Keller, a professor of earth science, environmental studies, and geography at UCSB, described the book as both a labor of love, and a part of the university's public service mission. "I wanted to make a contribution to the community," Keller said. The book is a compilation of his research as a whole, combined with many of the journal articles he has written over the past few years, and the "History Naturally" columns he contributed to the Santa Barbara News-Press. "That was something else I did as public service for the university," he said about the column.
While the book is a scholarly work, complete with references and citations, it is also accessible to a general audience. That was important to Keller because one of his main goals with "A Natural History" is to help people develop a better understanding about where they live. "It explains the familiar landscape we all drive through every day," Keller said. "If you're driving along U.S. 101 near UCSB and you look at the hill on your right, you'll know that's the uplift produced by the More Mesa fault. And if you look to your left, you can see the uplift of the Goleta Valley anticline. After reading the book, you'll know what these things are they aren't just hills."
An anticline, he explained, is an up-arch fold. "All our hills are anticlines, and all our low areas are synclines. The city of Santa Barbara, Goleta slough, and Carpinteria slough are downfolds," he said.
Arranged in six chapters, the book begins with the geologic history of the Santa Barbara area; and natural hazards, including earthquakes, tsunamis, floods, landslides, and wildfires. Keller then separates the area by geography Santa Barbara, Montecito, Carpinteria-La Conchita, Goleta, Ellwood, and the Santa Barbara Channel. He includes interesting aspects of the local landscape, such as the history of Mission Creek, the origin of Skofield and Rocky Nook parks, the origin of coastal lagoons and salt marshes, and long-term management of land and water resources. The final chapter is devoted to sustainability and how Santa Barbara connects to the global environment. Among the more significant topics are global warming, ecosystems, water supply, waste management, energy, and ecotourism.

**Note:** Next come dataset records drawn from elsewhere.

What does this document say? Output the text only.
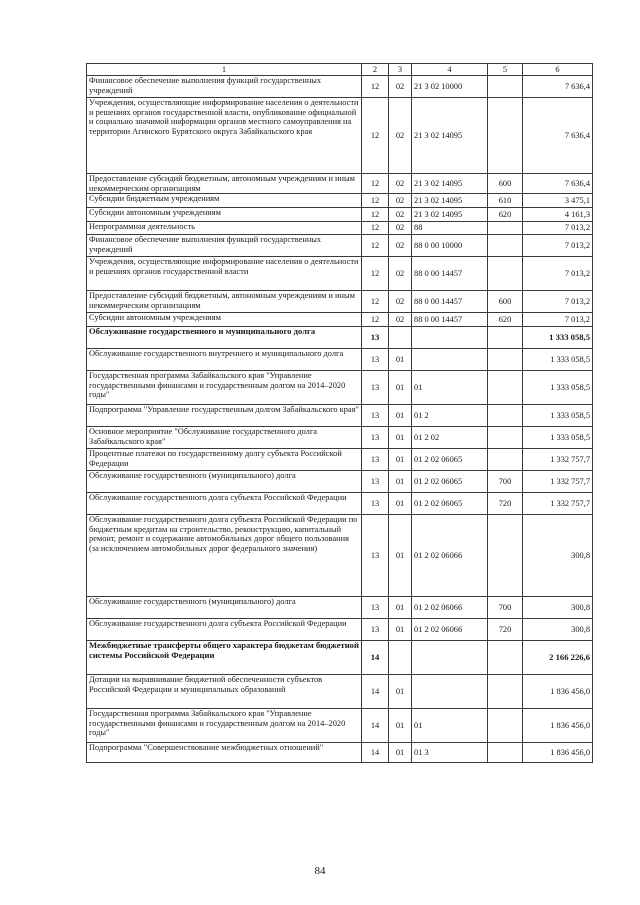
1	2	3	4	5	6
Финансовое обеспечение выполнения функций государственных учреждений	12	02	21 3 02 10000		7 636,4
Учреждения, осуществляющие информирование населения о деятельности и решениях органов государственной власти, опубликование официальной и социально значимой информации органов местного самоуправления на территории Агинского Бурятского округа Забайкальского края	12	02	21 3 02 14095		7 636,4
Предоставление субсидий бюджетным, автономным учреждениям и иным некоммерческим организациям	12	02	21 3 02 14095	600	7 636,4
Субсидии бюджетным учреждениям	12	02	21 3 02 14095	610	3 475,1
Субсидии автономным учреждениям	12	02	21 3 02 14095	620	4 161,3
Непрограммная деятельность	12	02	88		7 013,2
Финансовое обеспечение выполнения функций государственных учреждений	12	02	88 0 00 10000		7 013,2
Учреждения, осуществляющие информирование населения о деятельности и решениях органов государственной власти	12	02	88 0 00 14457		7 013,2
Предоставление субсидий бюджетным, автономным учреждениям и иным некоммерческим организациям	12	02	88 0 00 14457	600	7 013,2
Субсидии автономным учреждениям	12	02	88 0 00 14457	620	7 013,2
Обслуживание государственного и муниципального долга	13				1 333 058,5
Обслуживание государственного внутреннего и муниципального долга	13	01			1 333 058,5
Государственная программа Забайкальского края "Управление государственными финансами и государственным долгом на 2014–2020 годы"	13	01	01		1 333 058,5
Подпрограмма "Управление государственным долгом Забайкальского края"	13	01	01 2		1 333 058,5
Основное мероприятие "Обслуживание государственного долга Забайкальского края"	13	01	01 2 02		1 333 058,5
Процентные платежи по государственному долгу субъекта Российской Федерации	13	01	01 2 02 06065		1 332 757,7
Обслуживание государственного (муниципального) долга	13	01	01 2 02 06065	700	1 332 757,7
Обслуживание государственного долга субъекта Российской Федерации	13	01	01 2 02 06065	720	1 332 757,7
Обслуживание государственного долга субъекта Российской Федерации по бюджетным кредитам на строительство, реконструкцию, капитальный ремонт, ремонт и содержание автомобильных дорог общего пользования (за исключением автомобильных дорог федерального значения)	13	01	01 2 02 06066		300,8
Обслуживание государственного (муниципального) долга	13	01	01 2 02 06066	700	300,8
Обслуживание государственного долга субъекта Российской Федерации	13	01	01 2 02 06066	720	300,8
Межбюджетные трансферты общего характера бюджетам бюджетной системы Российской Федерации	14				2 166 226,6
Дотации на выравнивание бюджетной обеспеченности субъектов Российской Федерации и муниципальных образований	14	01			1 836 456,0
Государственная программа Забайкальского края "Управление государственными финансами и государственным долгом на 2014–2020 годы"	14	01	01		1 836 456,0
Подпрограмма "Совершенствование межбюджетных отношений"	14	01	01 3		1 836 456,0
84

Keller has also included some of his own poetry odes to the Earth, such as "We Are the Children of the Pleistocene," and "River Lover's Creed" as well as the outline of a children's story about early California and the legend of Queen Califia.
"I hope people reading the book take away a better understanding of the landscape they see," he said. "I try to teach people to listen to the earth, to listen with all their senses their eyes, their ears, their nose, and even their feet and let it speak to them." When those various aspects come together, he continued, the imagination then can work out hypotheses.
"Geology is a science where we never have all the information," Keller continued. "We deal with bits and pieces and try to put them together into a coherent story that we can use numbers to quantify, and develop models to explain. That's where the imagination comes in."
A leading authority on rivers and earthquakes, Keller is a specialist in environmental geology and surface processes. His current research interests include natural hazards, river processes, and habitat for endangered southern steelhead trout. He has authored more than 100 journal articles, as well as several books. "Environmental Geology," a textbook he began writing as a graduate student at Purdue University, is now in its ninth edition, and has become a foundation in environmental geology curricula.